翌朝、寧々子(ねねこ)蒼火(そうび)と朝食を食べることになった。

「すいません、蘇芳(すおう)様は朝早くから見回りに出かけていて……」
「いいの。忙しいのはわかっているから」

 一人で朝食を食べるつもりだったが、蒼火が一緒にいてくれるのは嬉しかった。

「わ、美味しい……銀花(ぎんか)さんは魚を調理するのが上手なのね」

 脂ののった焼き鮭に舌鼓を打つ。
 野菜がたくさん入った味噌汁も美味い。
 蒼火がそわそわしながら、口火を切った。

「昨晩はどうでした? 蘇芳様は夕飯を食べてくれましたか?」

 心配げな蒼火に、寧々子は微笑んでみせた。

「うん。全部食べてくれたよ」
「よかった!」

 蒼火がホッとしたように肩から力を抜く。
 蘇芳がすっぽかしたり、一口も食べなかったりなど、最悪の事態も考えていたのだろう。

「まあまあ、って言ってくれた」

 蒼火が(ひたい)に手を当てる。

「ったく、あの人は……素直じゃないんだから」
「でも、素人の料理だし、そんなものだよ……」

 そう言いつつ、少し残念だった。

「いえ、味見させてもらいましたが美味しかったですよ! 蘇芳様も全部食べたんでしょう?」
「ええ……」

 無言だったが、ぱくぱくと手を止めずに食べていた。

「蘇芳様は……ちょっと人間に対して警戒心が強すぎるんですよね」

 蒼火の思わせぶりな言葉に、寧々子は俄然興味を引かれた。

「昔、何かあったの?」

 蒼火が小さくため息をつく。

「以前、人間界であやかしの事件が起こり、解決のために行き来をしていたことがあったのですが……。どうも、関係者の女性からひどい言葉を投げつけられたようで」

「ひどい言葉って……」
「化け物、とか。あやかしに対する蔑みの言葉ですね」
「そうなの……」

 背中に大きな翼を生やした蘇芳の姿は、確かに異形ではあったが、気味が悪いというよりも神々しさや美しさを感じるものだった。
 だが、人によっては受け付けないのかもしれない。

(傷つけたのは人間の女性……か)

 昨晩の蘇芳の態度からも、こちらを信用していないのがありありとわかった。

「私……近づかないほうがいいのかな」
「え?」
「蘇芳様は私と親しくなりたいと思っていないみたい。形式だけの夫婦として、異界のバランスが取れたらいいって考えてるんだったら、私が近寄るのは迷惑なのかも」
「……」

 蒼火が箸を置き、じっと青い目で見つめてくる。

「寧々子さんはそれでいいのですか?」
「……」

 お互い干渉せず、形だけの夫婦として別々に生きていく。
 そういう夫婦の形もあるだろう。
 だが、寧々子が望む形とは違う。

「私は……蘇芳様ともっと仲良くなりたい……」

 蒼火がほっとしたように表情を緩める。

「勝手な言葉ですが……蘇芳様を諦めないでほしいです」

 寧々子ははっとして蒼火を見た。

「あの人は本当は情が深くて、家族をとても大事にする人なんです。形だけの結婚なんて、きっと寂しいはずです。たった一人の配偶者と向き合えないなんて……」

 蒼火がすっと頭を下げた。

「蘇芳様はあのとおり、意固地になってしまっています。寧々子さんには不快な思いをさせてしまいますが、どうか蘇芳様を見捨てないでやってください」
「うん……わかった」

 初恋の男の子との再会を夢見てここに来た。
 冷ややかな対応に泣きたくなったが、蘇芳が根っからの冷酷な人ではないのはもうわかっている。

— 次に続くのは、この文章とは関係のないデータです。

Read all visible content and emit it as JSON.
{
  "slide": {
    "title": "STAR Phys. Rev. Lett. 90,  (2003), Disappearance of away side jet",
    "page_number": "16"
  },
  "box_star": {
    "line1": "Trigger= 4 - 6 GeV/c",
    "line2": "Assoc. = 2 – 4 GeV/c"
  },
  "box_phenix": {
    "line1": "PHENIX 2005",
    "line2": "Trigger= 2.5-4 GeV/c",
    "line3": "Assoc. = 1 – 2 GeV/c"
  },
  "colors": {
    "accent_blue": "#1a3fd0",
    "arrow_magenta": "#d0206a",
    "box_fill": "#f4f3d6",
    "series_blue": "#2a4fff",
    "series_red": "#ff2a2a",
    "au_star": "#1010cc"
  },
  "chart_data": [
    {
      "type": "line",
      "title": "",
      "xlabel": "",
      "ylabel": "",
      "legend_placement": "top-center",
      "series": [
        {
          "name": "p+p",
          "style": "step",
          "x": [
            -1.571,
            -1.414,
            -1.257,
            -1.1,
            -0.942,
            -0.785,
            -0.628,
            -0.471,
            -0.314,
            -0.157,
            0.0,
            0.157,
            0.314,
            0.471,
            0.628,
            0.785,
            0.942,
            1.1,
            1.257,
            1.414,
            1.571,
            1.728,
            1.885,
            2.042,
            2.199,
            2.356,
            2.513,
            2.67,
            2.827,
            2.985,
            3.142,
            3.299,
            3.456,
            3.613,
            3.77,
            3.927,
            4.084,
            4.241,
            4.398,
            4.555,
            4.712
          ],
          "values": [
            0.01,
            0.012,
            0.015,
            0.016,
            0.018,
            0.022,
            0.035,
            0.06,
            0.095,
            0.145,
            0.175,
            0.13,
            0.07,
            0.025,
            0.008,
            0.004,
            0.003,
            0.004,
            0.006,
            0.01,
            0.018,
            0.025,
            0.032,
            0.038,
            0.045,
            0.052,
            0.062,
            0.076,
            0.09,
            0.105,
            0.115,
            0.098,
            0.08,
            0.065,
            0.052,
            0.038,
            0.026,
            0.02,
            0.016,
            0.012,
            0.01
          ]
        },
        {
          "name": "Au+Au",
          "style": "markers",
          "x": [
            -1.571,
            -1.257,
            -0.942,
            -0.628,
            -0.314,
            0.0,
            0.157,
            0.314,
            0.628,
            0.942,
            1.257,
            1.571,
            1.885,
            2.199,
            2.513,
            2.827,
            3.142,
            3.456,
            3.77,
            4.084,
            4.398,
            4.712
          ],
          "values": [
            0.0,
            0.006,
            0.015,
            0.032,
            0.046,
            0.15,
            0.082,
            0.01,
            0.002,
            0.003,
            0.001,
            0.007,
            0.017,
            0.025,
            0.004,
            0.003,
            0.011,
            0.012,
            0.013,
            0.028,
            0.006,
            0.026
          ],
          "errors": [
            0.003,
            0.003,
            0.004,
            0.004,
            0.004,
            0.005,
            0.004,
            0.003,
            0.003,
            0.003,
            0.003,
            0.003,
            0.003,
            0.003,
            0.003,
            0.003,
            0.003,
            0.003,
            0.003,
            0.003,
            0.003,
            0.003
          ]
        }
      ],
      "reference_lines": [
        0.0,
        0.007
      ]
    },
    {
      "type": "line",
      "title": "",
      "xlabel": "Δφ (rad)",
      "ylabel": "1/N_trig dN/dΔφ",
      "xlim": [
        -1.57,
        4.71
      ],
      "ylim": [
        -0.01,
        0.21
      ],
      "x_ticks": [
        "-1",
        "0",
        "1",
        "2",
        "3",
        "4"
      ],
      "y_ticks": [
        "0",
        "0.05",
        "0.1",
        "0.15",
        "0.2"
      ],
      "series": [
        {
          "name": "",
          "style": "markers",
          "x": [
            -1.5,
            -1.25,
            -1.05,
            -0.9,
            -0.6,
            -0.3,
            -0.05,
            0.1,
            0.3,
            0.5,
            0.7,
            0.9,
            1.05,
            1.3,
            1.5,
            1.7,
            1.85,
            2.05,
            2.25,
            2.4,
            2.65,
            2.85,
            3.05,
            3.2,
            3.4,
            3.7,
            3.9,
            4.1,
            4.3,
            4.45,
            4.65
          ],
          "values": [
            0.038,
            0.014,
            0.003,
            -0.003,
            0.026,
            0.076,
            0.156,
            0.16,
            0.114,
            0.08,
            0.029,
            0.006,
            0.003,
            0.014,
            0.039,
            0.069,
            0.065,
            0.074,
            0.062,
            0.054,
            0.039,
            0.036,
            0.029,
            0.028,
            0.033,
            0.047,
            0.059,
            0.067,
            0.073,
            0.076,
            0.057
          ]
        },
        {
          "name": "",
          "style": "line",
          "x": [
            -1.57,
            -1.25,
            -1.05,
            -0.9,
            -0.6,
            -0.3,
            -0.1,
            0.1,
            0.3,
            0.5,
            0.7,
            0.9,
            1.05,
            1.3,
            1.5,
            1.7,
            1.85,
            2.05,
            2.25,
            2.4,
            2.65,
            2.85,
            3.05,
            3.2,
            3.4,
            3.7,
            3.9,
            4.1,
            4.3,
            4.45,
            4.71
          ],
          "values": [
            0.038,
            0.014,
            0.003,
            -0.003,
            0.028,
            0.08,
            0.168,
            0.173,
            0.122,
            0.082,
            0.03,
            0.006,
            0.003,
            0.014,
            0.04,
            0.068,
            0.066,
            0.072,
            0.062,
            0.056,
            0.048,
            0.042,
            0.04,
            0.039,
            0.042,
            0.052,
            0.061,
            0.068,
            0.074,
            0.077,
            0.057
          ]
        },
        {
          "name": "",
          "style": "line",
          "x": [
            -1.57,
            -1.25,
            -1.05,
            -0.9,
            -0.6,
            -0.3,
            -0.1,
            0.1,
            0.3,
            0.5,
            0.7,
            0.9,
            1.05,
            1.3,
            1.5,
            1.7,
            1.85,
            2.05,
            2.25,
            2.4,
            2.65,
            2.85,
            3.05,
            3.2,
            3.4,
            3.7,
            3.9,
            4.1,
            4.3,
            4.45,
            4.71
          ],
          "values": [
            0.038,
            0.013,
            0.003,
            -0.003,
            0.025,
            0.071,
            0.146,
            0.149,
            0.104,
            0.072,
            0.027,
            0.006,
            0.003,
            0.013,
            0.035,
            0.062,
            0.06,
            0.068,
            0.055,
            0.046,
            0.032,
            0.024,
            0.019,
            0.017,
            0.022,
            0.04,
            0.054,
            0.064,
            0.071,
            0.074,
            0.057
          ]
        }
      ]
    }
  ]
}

 ミケである自分に対する優しい思いやりのある態度を見てもわかる。
 王様だというのに、なんのてらいもなく親切にしてくれた。

(あんな風に……自然に笑いかけて、接してくれるようになるまで頑張る!)

 信用は一朝一夕では得られない。
 三池屋も百年近い歴史があるからこそ、買いに来てくれる人がいる。

(粘り強くコツコツと積み上げていくしかない)
(今日は何を作ろうかな……)

 多忙な蘇芳と唯一会えるのは、食事の時だけだ。

「ねえ、蒼火さん。今日も甘味処に行きたいんだけど……」
「やっぱり屋敷で一人でいるのは気詰まりですよね」

「修三さんのことも気になるし……あと、今日何を作るか、アイディアと材料が欲しくて」
「わかりました。お供します。協力は惜しみません」

 心強い言葉に、寧々子は微笑んだ。